The Cabinet is expected to approve new guidelines under the National Integrity Policy which, as we reported here in a previous issue, sound draconian and so broadly worded that anyone can be taken in for anything. The code of conduct for INGOs, aid agencies and foreign missions appear to be intended for control rather than cooperation. All this is being justified in the name of stopping religious conversion, protecting national unity, and removing corruption.

A government really serious about controlling organised crime would go after the Biplab faction of the Maoists who tried to violently disrupt elections, and in the past months have been terrorising, extorting, and confiscating property throughout the land. The comrades are being allowed to do whatever they like by their erstwhile comrades in government.

As we report from Province 2, it is an irony of our times that a federal state that was supposed to devolve power to local elected assemblies is now more centralised than ever before.
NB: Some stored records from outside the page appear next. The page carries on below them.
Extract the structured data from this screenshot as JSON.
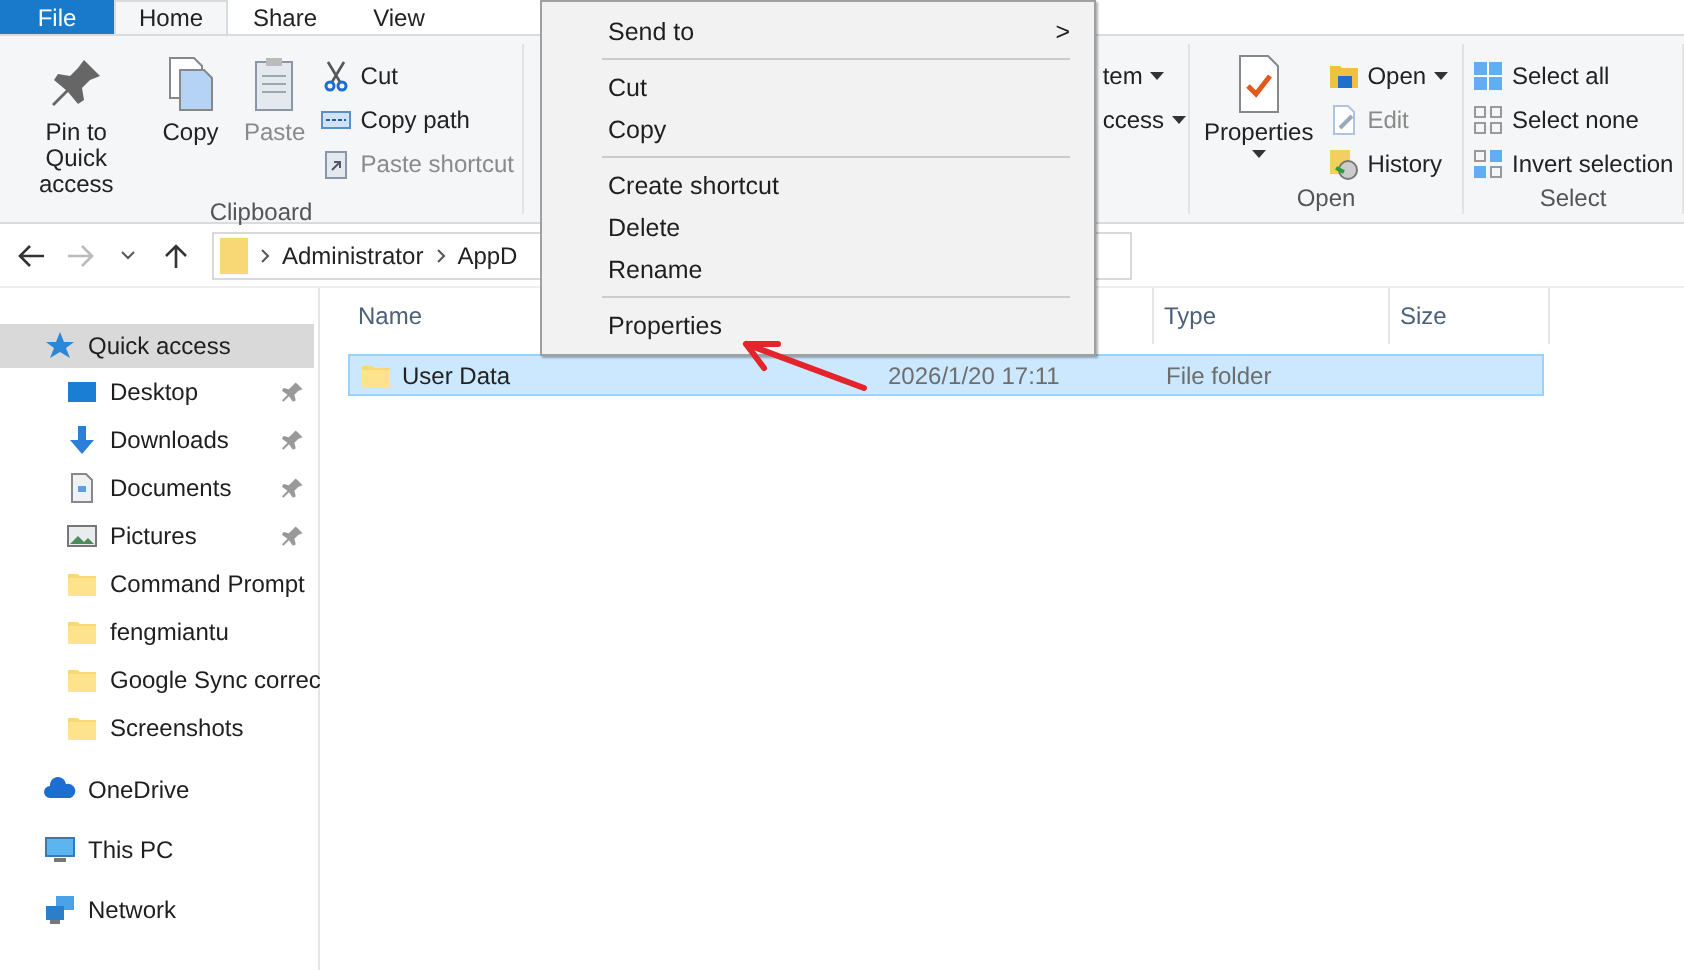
{
  "tabs": [
    {
      "label": "File",
      "kind": "file",
      "selected": false
    },
    {
      "label": "Home",
      "kind": "tab",
      "selected": true
    },
    {
      "label": "Share",
      "kind": "tab",
      "selected": false
    },
    {
      "label": "View",
      "kind": "tab",
      "selected": false
    }
  ],
  "ribbon": {
    "groups": [
      {
        "label": "Clipboard",
        "items": [
          {
            "label": "Pin to Quick access",
            "kind": "large",
            "disabled": false,
            "dropdown": false
          },
          {
            "label": "Copy",
            "kind": "large",
            "disabled": false,
            "dropdown": false
          },
          {
            "label": "Paste",
            "kind": "large",
            "disabled": true,
            "dropdown": false
          },
          {
            "label": "Cut",
            "kind": "small",
            "disabled": false,
            "dropdown": false
          },
          {
            "label": "Copy path",
            "kind": "small",
            "disabled": false,
            "dropdown": false
          },
          {
            "label": "Paste shortcut",
            "kind": "small",
            "disabled": true,
            "dropdown": false
          }
        ]
      },
      {
        "items": [
          {
            "label": "tem",
            "kind": "small",
            "disabled": false,
            "dropdown": true
          },
          {
            "label": "ccess",
            "kind": "small",
            "disabled": false,
            "dropdown": true
          }
        ]
      },
      {
        "label": "Open",
        "items": [
          {
            "label": "Properties",
            "kind": "large",
            "disabled": false,
            "dropdown": true
          },
          {
            "label": "Open",
            "kind": "small",
            "disabled": false,
            "dropdown": true
          },
          {
            "label": "Edit",
            "kind": "small",
            "disabled": true,
            "dropdown": false
          },
          {
            "label": "History",
            "kind": "small",
            "disabled": false,
            "dropdown": false
          }
        ]
      },
      {
        "label": "Select",
        "items": [
          {
            "label": "Select all",
            "kind": "small",
            "disabled": false,
            "dropdown": false
          },
          {
            "label": "Select none",
            "kind": "small",
            "disabled": false,
            "dropdown": false
          },
          {
            "label": "Invert selection",
            "kind": "small",
            "disabled": false,
            "dropdown": false
          }
        ]
      }
    ]
  },
  "navigation": {
    "back_disabled": false,
    "forward_disabled": true,
    "path": [
      "Administrator",
      "AppD"
    ]
  },
  "sidebar": {
    "items": [
      {
        "label": "Quick access",
        "kind": "root",
        "selected": true,
        "pinned": false
      },
      {
        "label": "Desktop",
        "kind": "child",
        "selected": false,
        "pinned": true
      },
      {
        "label": "Downloads",
        "kind": "child",
        "selected": false,
        "pinned": true
      },
      {
        "label": "Documents",
        "kind": "child",
        "selected": false,
        "pinned": true
      },
      {
        "label": "Pictures",
        "kind": "child",
        "selected": false,
        "pinned": true
      },
      {
        "label": "Command Prompt",
        "kind": "child",
        "selected": false,
        "pinned": false
      },
      {
        "label": "fengmiantu",
        "kind": "child",
        "selected": false,
        "pinned": false
      },
      {
        "label": "Google Sync correc",
        "kind": "child",
        "selected": false,
        "pinned": false
      },
      {
        "label": "Screenshots",
        "kind": "child",
        "selected": false,
        "pinned": false
      },
      {
        "label": "OneDrive",
        "kind": "root",
        "selected": false,
        "pinned": false
      },
      {
        "label": "This PC",
        "kind": "root",
        "selected": false,
        "pinned": false
      },
      {
        "label": "Network",
        "kind": "root",
        "selected": false,
        "pinned": false
      }
    ]
  },
  "files": {
    "columns": [
      "Name",
      "Type",
      "Size"
    ],
    "rows": [
      {
        "name": "User Data",
        "date": "2026/1/20 17:11",
        "type": "File folder",
        "selected": true
      }
    ]
  },
  "context_menu": {
    "items": [
      {
        "label": "Send to",
        "kind": "submenu",
        "submenu_mark": ">"
      },
      {
        "kind": "separator"
      },
      {
        "label": "Cut",
        "kind": "item"
      },
      {
        "label": "Copy",
        "kind": "item"
      },
      {
        "kind": "separator"
      },
      {
        "label": "Create shortcut",
        "kind": "item"
      },
      {
        "label": "Delete",
        "kind": "item"
      },
      {
        "label": "Rename",
        "kind": "item"
      },
      {
        "kind": "separator"
      },
      {
        "label": "Properties",
        "kind": "item"
      }
    ]
  }
}
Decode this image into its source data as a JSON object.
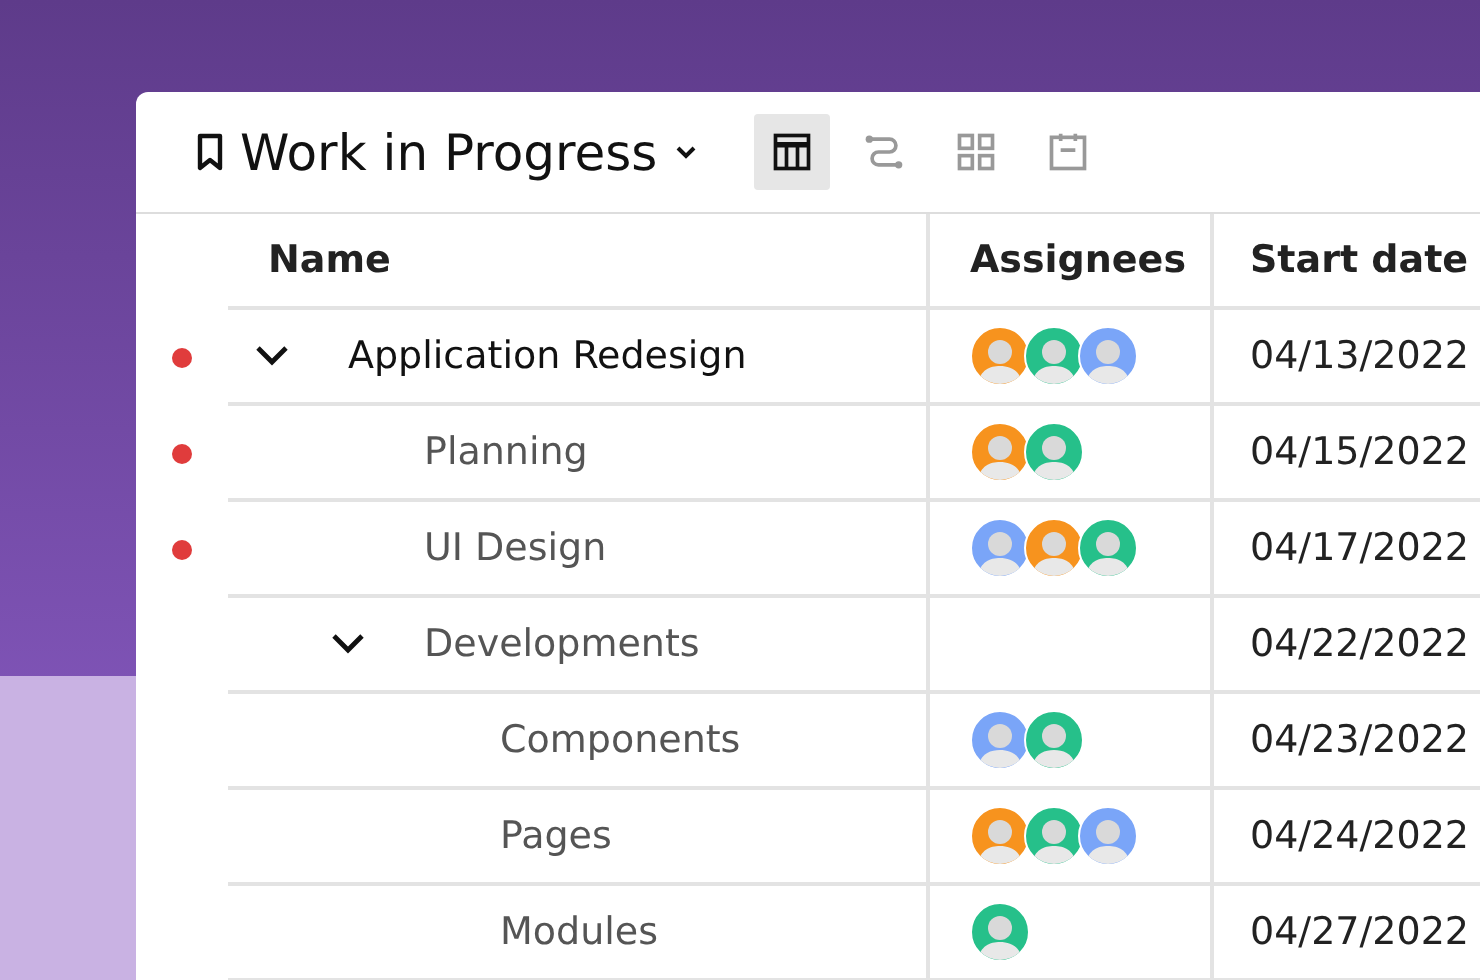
{
  "view": {
    "title": "Work in Progress"
  },
  "view_buttons": [
    {
      "kind": "table",
      "selected": true
    },
    {
      "kind": "flow",
      "selected": false
    },
    {
      "kind": "grid",
      "selected": false
    },
    {
      "kind": "calendar",
      "selected": false
    }
  ],
  "table": {
    "columns": [
      "Name",
      "Assignees",
      "Start date"
    ],
    "rows": [
      {
        "name": "Application Redesign",
        "flagged": true,
        "expanded": true,
        "assignees": [
          {
            "color": "#f7931e"
          },
          {
            "color": "#26c08a"
          },
          {
            "color": "#7aa5f8"
          }
        ],
        "start_date": "04/13/2022",
        "children": [
          {
            "name": "Planning",
            "flagged": true,
            "assignees": [
              {
                "color": "#f7931e"
              },
              {
                "color": "#26c08a"
              }
            ],
            "start_date": "04/15/2022"
          },
          {
            "name": "UI Design",
            "flagged": true,
            "assignees": [
              {
                "color": "#7aa5f8"
              },
              {
                "color": "#f7931e"
              },
              {
                "color": "#26c08a"
              }
            ],
            "start_date": "04/17/2022"
          },
          {
            "name": "Developments",
            "flagged": false,
            "expanded": true,
            "start_date": "04/22/2022",
            "children": [
              {
                "name": "Components",
                "flagged": false,
                "assignees": [
                  {
                    "color": "#7aa5f8"
                  },
                  {
                    "color": "#26c08a"
                  }
                ],
                "start_date": "04/23/2022"
              },
              {
                "name": "Pages",
                "flagged": false,
                "assignees": [
                  {
                    "color": "#f7931e"
                  },
                  {
                    "color": "#26c08a"
                  },
                  {
                    "color": "#7aa5f8"
                  }
                ],
                "start_date": "04/24/2022"
              },
              {
                "name": "Modules",
                "flagged": false,
                "assignees": [
                  {
                    "color": "#26c08a"
                  }
                ],
                "start_date": "04/27/2022"
              }
            ]
          }
        ]
      }
    ]
  }
}
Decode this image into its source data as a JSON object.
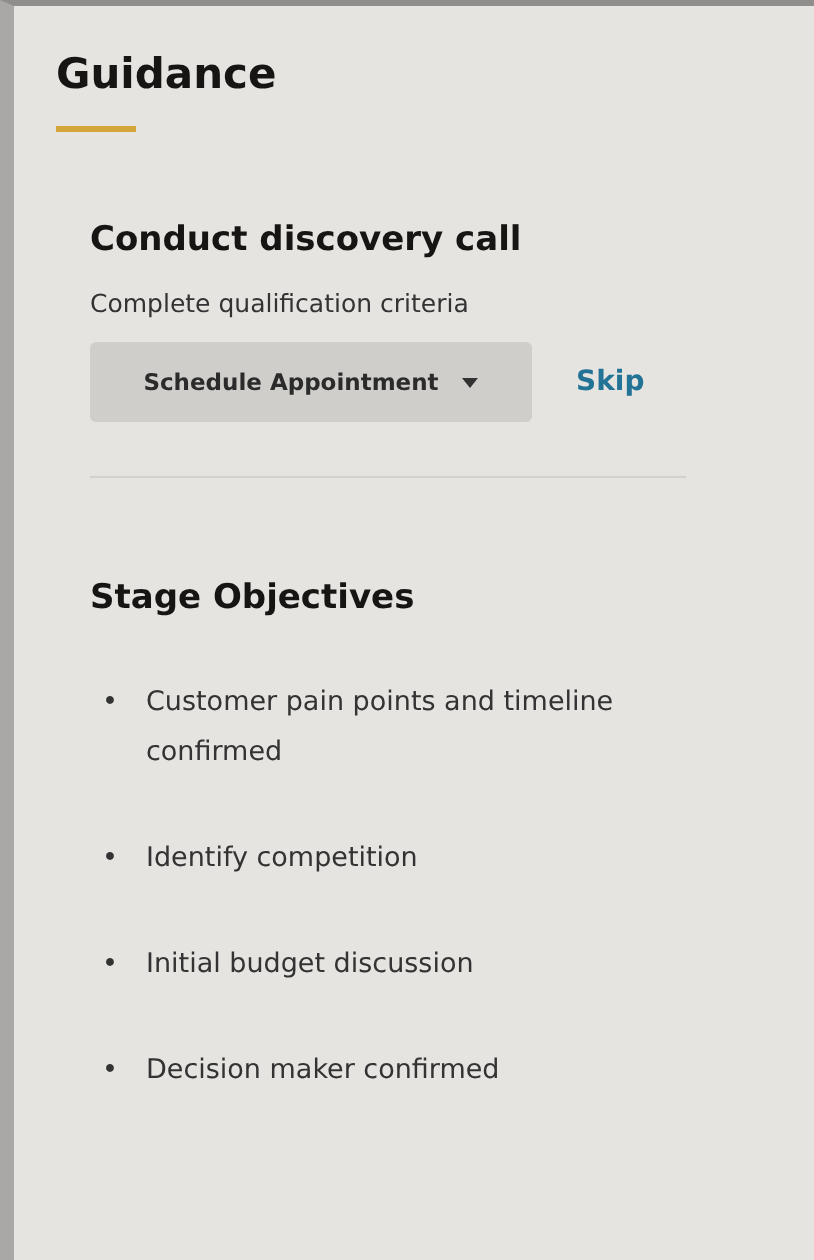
{
  "panel": {
    "title": "Guidance"
  },
  "task": {
    "title": "Conduct discovery call",
    "subtitle": "Complete qualification criteria",
    "action": "Schedule Appointment",
    "skip": "Skip"
  },
  "objectives": {
    "title": "Stage Objectives",
    "items": [
      "Customer pain points and timeline confirmed",
      "Identify competition",
      "Initial budget discussion",
      "Decision maker confirmed"
    ]
  },
  "bullet": "•"
}
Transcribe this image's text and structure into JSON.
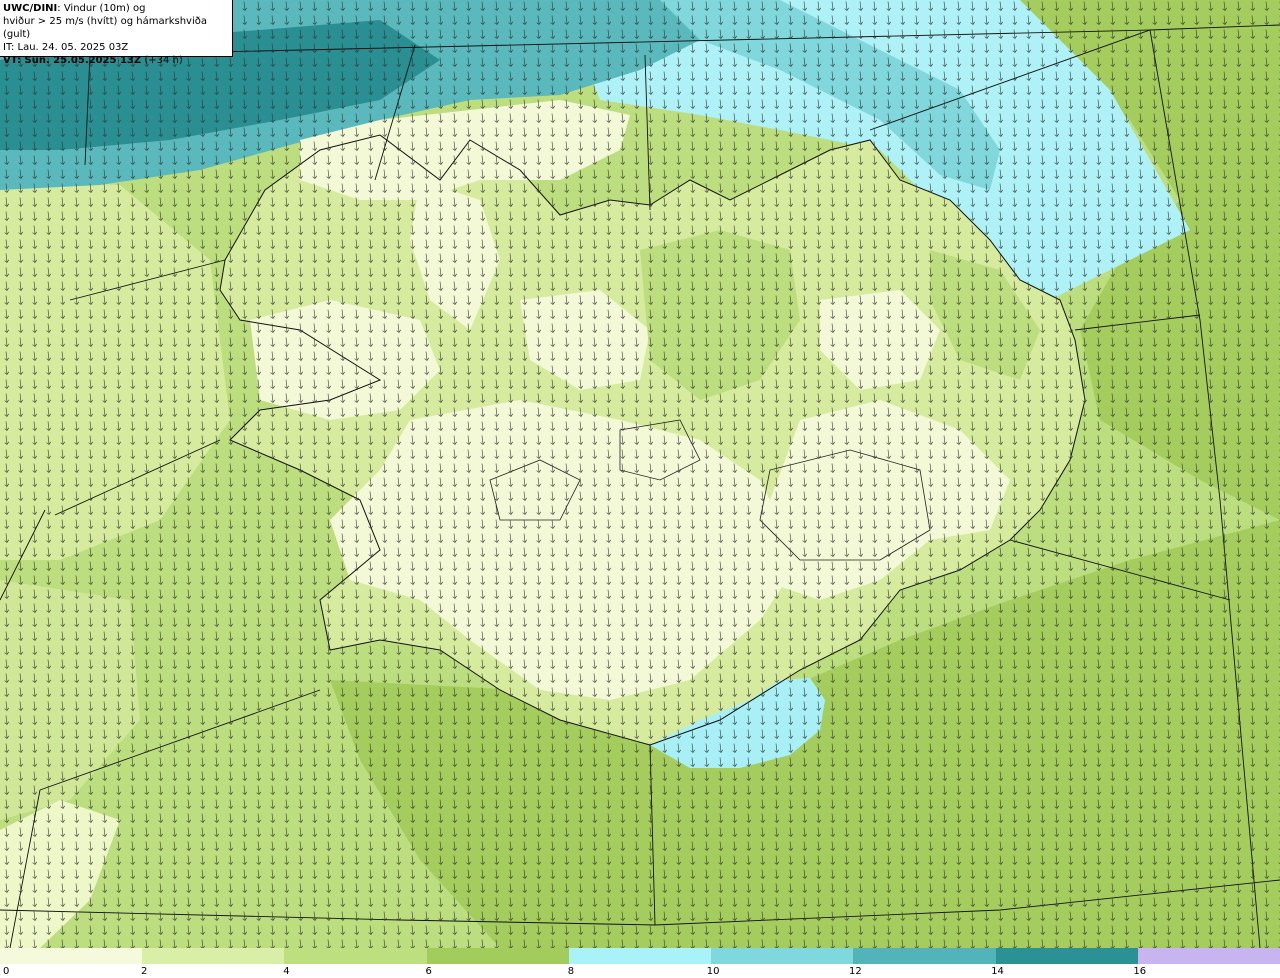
{
  "header": {
    "model": "UWC/DINI",
    "variable": ": Vindur (10m) og",
    "subtitle": "hviður > 25 m/s (hvítt) og hámarkshviða (gult)",
    "init_time": "IT: Lau. 24. 05. 2025 03Z",
    "valid_time": "VT: Sun. 25.05.2025 13Z",
    "lead_time": "(+34 h)"
  },
  "legend": {
    "ticks": [
      "0",
      "2",
      "4",
      "6",
      "8",
      "10",
      "12",
      "14",
      "16"
    ],
    "colors": [
      "#f5fadc",
      "#d9eea6",
      "#bedf80",
      "#a2cc5c",
      "#a8f2f8",
      "#80d8dc",
      "#52b4b8",
      "#2a9294",
      "#c8b4f0"
    ]
  },
  "map": {
    "region": "Iceland",
    "arrow_direction": "south-southwest",
    "colors": {
      "land_light": "#f3f9d6",
      "land_mid": "#d6eb9e",
      "sea_mid": "#bcde7e",
      "sea_strong": "#a4cd5e",
      "north_cyan": "#aef2f7",
      "north_teal": "#5ab9bc",
      "north_dark": "#2a8f92",
      "south_cyan": "#a8f0f6"
    }
  }
}
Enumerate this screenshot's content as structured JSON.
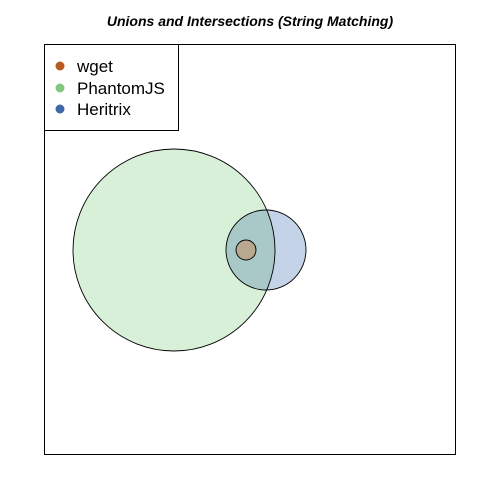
{
  "chart_data": {
    "type": "venn",
    "title": "Unions and Intersections (String Matching)",
    "legend_position": "top-left",
    "sets": [
      {
        "name": "wget",
        "color": "#B85A1F",
        "fill": "#B8A890"
      },
      {
        "name": "PhantomJS",
        "color": "#82C77F",
        "fill": "#D8EFD8"
      },
      {
        "name": "Heritrix",
        "color": "#3F68A8",
        "fill": "#C4D3E8"
      }
    ],
    "intersection_fill": "#A9C8C8"
  }
}
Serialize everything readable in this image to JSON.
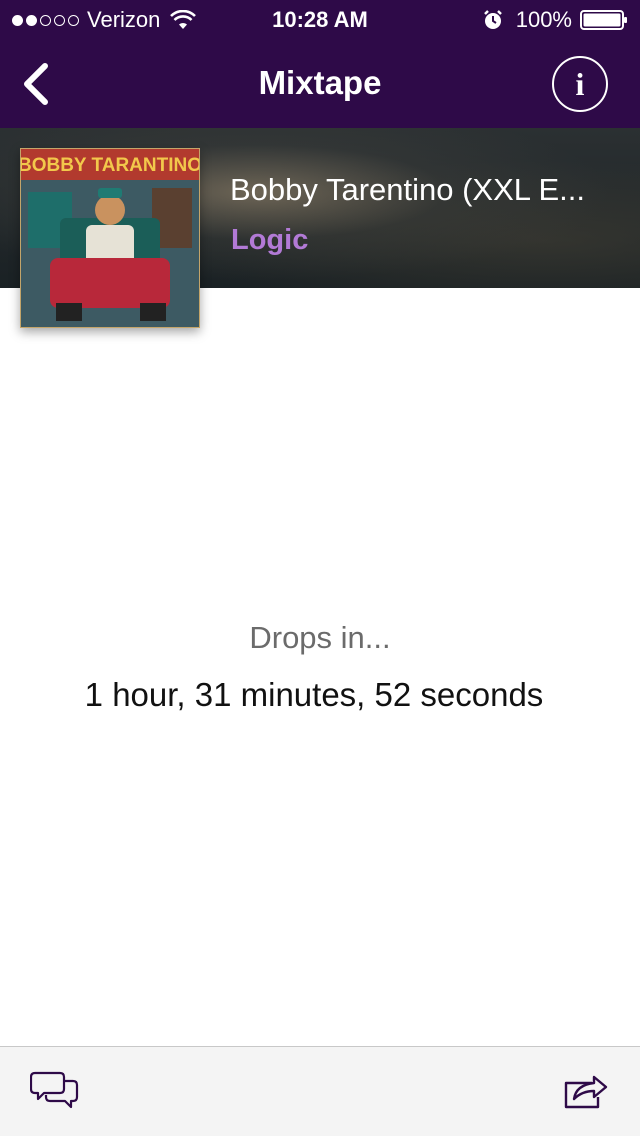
{
  "status_bar": {
    "carrier": "Verizon",
    "time": "10:28 AM",
    "battery": "100%",
    "signal_strength": 2,
    "signal_max": 5
  },
  "nav": {
    "title": "Mixtape",
    "back_icon": "chevron-left-icon",
    "info_label": "i"
  },
  "track": {
    "title": "Bobby Tarentino (XXL E...",
    "artist": "Logic",
    "album_art_text": "BOBBY TARANTINO",
    "artist_color": "#b27ad6"
  },
  "countdown": {
    "label": "Drops in...",
    "value": "1 hour, 31 minutes, 52 seconds"
  },
  "toolbar": {
    "left_icon": "chat-bubbles-icon",
    "right_icon": "share-icon"
  },
  "colors": {
    "nav_background": "#2e0a48",
    "toolbar_icon": "#2e0a48"
  }
}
In fact, today power is concentrated in the hands of only two men: PM Oli and PM-in-waiting Dahal.

10 years ago this week

The front page image of #404 of Nepali Times dated 13-19 June 2008, says it all. Here is an excerpt from the editorial:

Two weeks after the declaration of the republic, the debate over who should be the first president is deadlocked. Two months after the elections, the Maoists have still not been able to form a government.

History repeats itself as farce. We have voted to power a utopian ideology that the rest of the world paid for with the death of tens of millions. One could never accuse Nepali politicians of being ahead of the times, but we had never realised till now just what a bunch of dinosaurs they are.

There were socio-political reasons for the Maoist victory, of course. Perhaps contributing to it also was our collective blind spot for history and the deliberate airbrushing of atrocities in the past century.